Now compile the  q/  sources to the Hungarian stemmer program  H_prog,

    gcc -o H_prog q/*.c

And  H_prog  will turn the vocabulary into the stemmed output, as you can check by doing,

    ./H_prog voc.txt -o TEMP.txt
    diff output.txt TEMP.txt

In summary therefore,

    snowball hungarian.sbl -o q/hungarian -ep H_ -utf8
    gcc -o H_prog q/*.c
    ./H_prog voc.txt -o TEMP.txt
    diff output.txt TEMP.txt

(Not so hard.)

Debugging snowball scripts

In the rare event that your Snowball script does not run perfectly the first time:

Remember that the option  -syntax  prints out the syntax tree. A question mark can be included in Snowball as a command, and it will generate a call debug(...). The defined  debug  in  runtime/utilities.c  (usually commented out) can then be used. It causes the current string to sent to  stdout, with square brackets marking the slice and vertical bar the position of c. Curly brackets mark the end-limits of the string, which may be less than the whole string because of the action of  setlimit.

At present there is no way of reporting the value of an integer or boolean.

If desperate, you can put debugging lines into the generated C program. This is not so hard, since running comments show the correspondence with the Snowball source.

Compiler bugs

If you hit a snowball compiler bug, try to capture it in a small script before notifying us.

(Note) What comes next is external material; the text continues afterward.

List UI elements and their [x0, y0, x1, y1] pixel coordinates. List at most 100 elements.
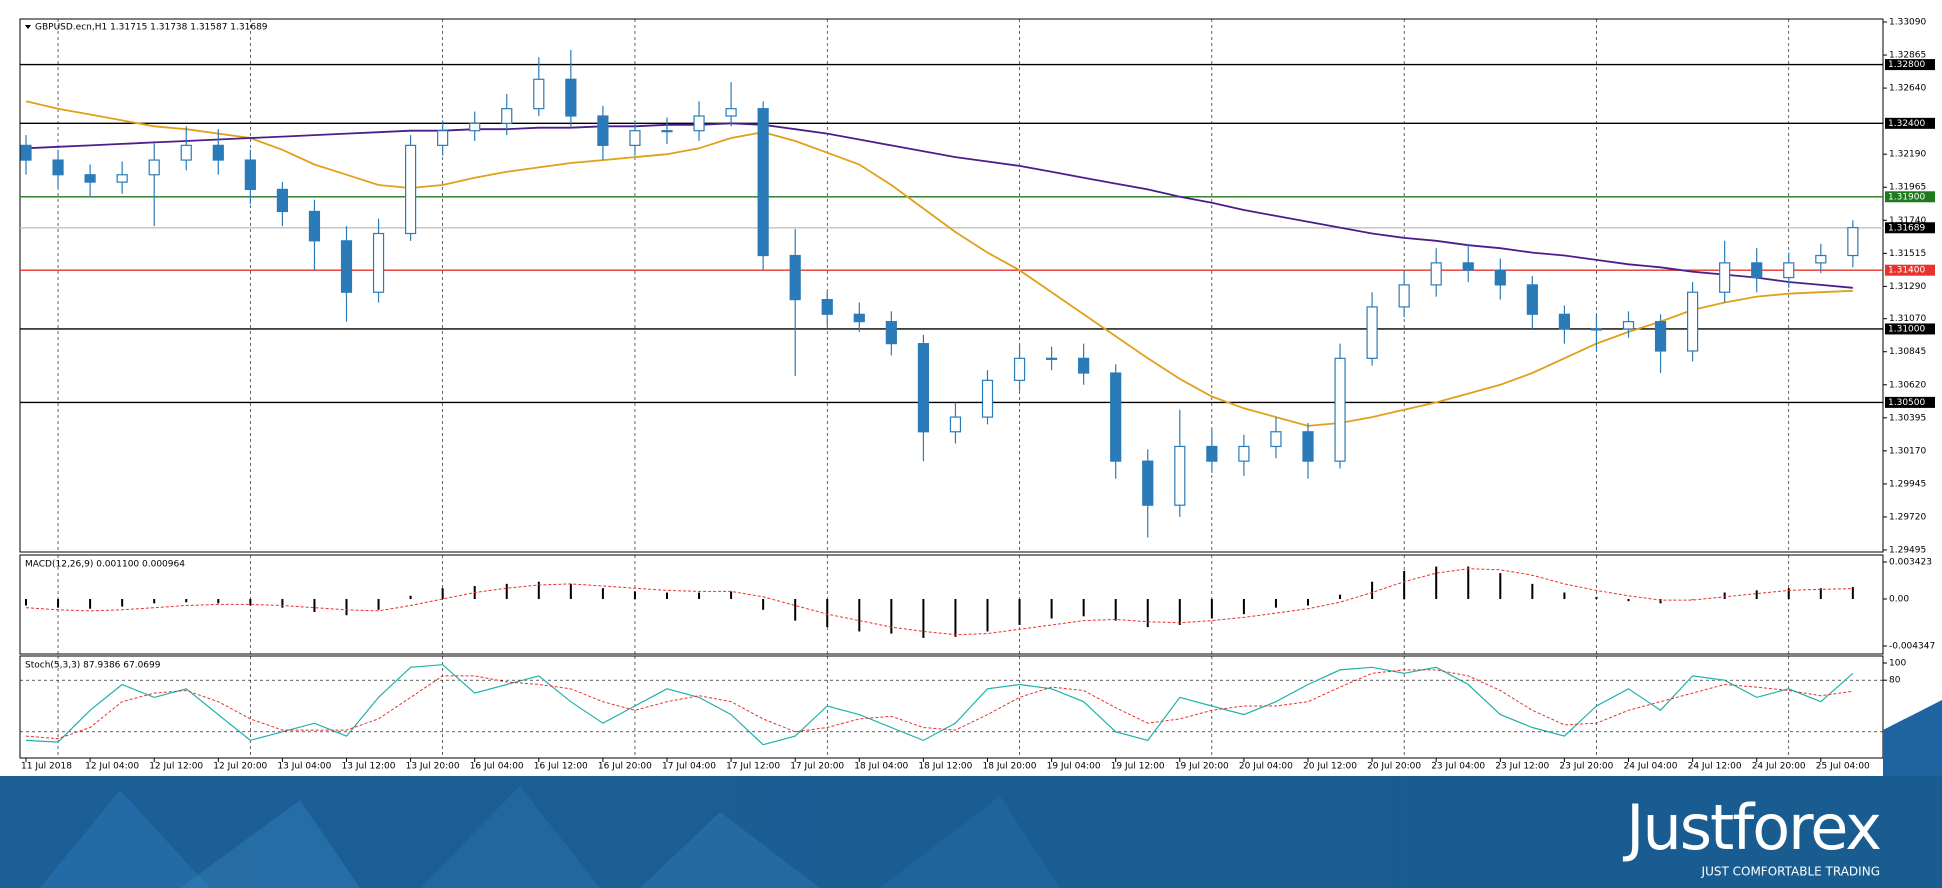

Known problems in Snowball

The main one is that it is possible to ‘pull the rug from under your own feet’ in constructions like this:

    [ do something ]
    do something_else
    ( C1 delete C2 ) or ( C3 )

Suppose  C1  gives t, the delete removes the slice established on the first line, and  C2  gives f, so C3 is done with c set back to the value it had before  C1  was obeyed — but this old value does not take account of the byte shift caused by the delete. This problem was foreseen from the beginning when designing Snowball, and recognised as a minor issue because it is an unnatural thing to want to do. (C3  should not be an alternative to something which has deletion as an occasional side-effect.) It may be addressed in the future.